Second-Degree (AV) Heart Block (Type 2)

Also called Mobitz II or Hay is a disease of the electrical conduction system of the heart. Second-degree AV block (Type 2) is almost always a disease of the distal conduction system located in the ventricular portion of the myocardium.
2nd Degree Block Type 2
2nd Degree Block Type 2


This rhythm can be recognized by the following characteristics:
  1. non-conducted p-waves (electrical impulse conducts through the AV node but complete conduction through the ventricles is blocked, thus no QRS)
  2. P-waves are not preceded by PR prolongation as with second-degree AV block (Type 1)
  3. fixed PR interval
  4. The QRS complex will likely be wide

Second-degree AV block (Type 2) should be treated with immediate transcutaneous pacing or transvenous pacing because there is risk that electrical impulses will not be able to reach the ventricles and produce ventricular contraction. Atropine may be attempted if immediate TCP is not available or time is needed to initiate TCP. Atropine should not be relied upon and in the case of myocardial ischemia it should be avoided.

Complete Heart Block

Third-degree AV block or complete heart block is the most clinically significant AV block. Complete heart block occurs when the electrical impulse generated in the SA node in the atrium is not conducted to the ventricles. When the atrial impulse is blocked, an accessory pacemaker in the ventricles will typically activate a ventricular contraction. This accessory pacemaker impulse is called an escape rhythm. Because two independent electrical impulses occur (SA node impulse & accessory pacemaker impulse), there is no apparent relationship between the P waves and QRS complexes on an ECG. Characteristics that can be seen on an ECG include:
  1. P waves with a regular P to P interval
  2. QRS complexes with a regular R to R interval
  3. The PR interval will appear variable because there is no relationship between the P waves and the QRS Complexes
3rd Degree Block Diagram ECG Rhythm Strip
3rd Degree Block Diagram ECG Rhythm Strip

In the image above note that the p-waves are independent of the QRS complexes.

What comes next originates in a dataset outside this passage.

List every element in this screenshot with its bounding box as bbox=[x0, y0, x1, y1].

Also note the 4th QRS complex (impulse) looks different from the others. This is because it is from a different accessory pacemaker in the ventricle than the other QRS complexes.

Common Causes

The most common cause of complete block is coronary ischemia and myocardial infarction. Reduced blood flow or complete loss of blood flow to the myocardium damages the conduction system of the heart, and this results in an inability to conduct impulses from the atrium to the ventricles. Those with third-degree AV block typically experience bradycardia, hypotension, and in some cases hemodynamic instability. The treatment for unstable third-degree AV block in ACLS is transcutaneous pacing.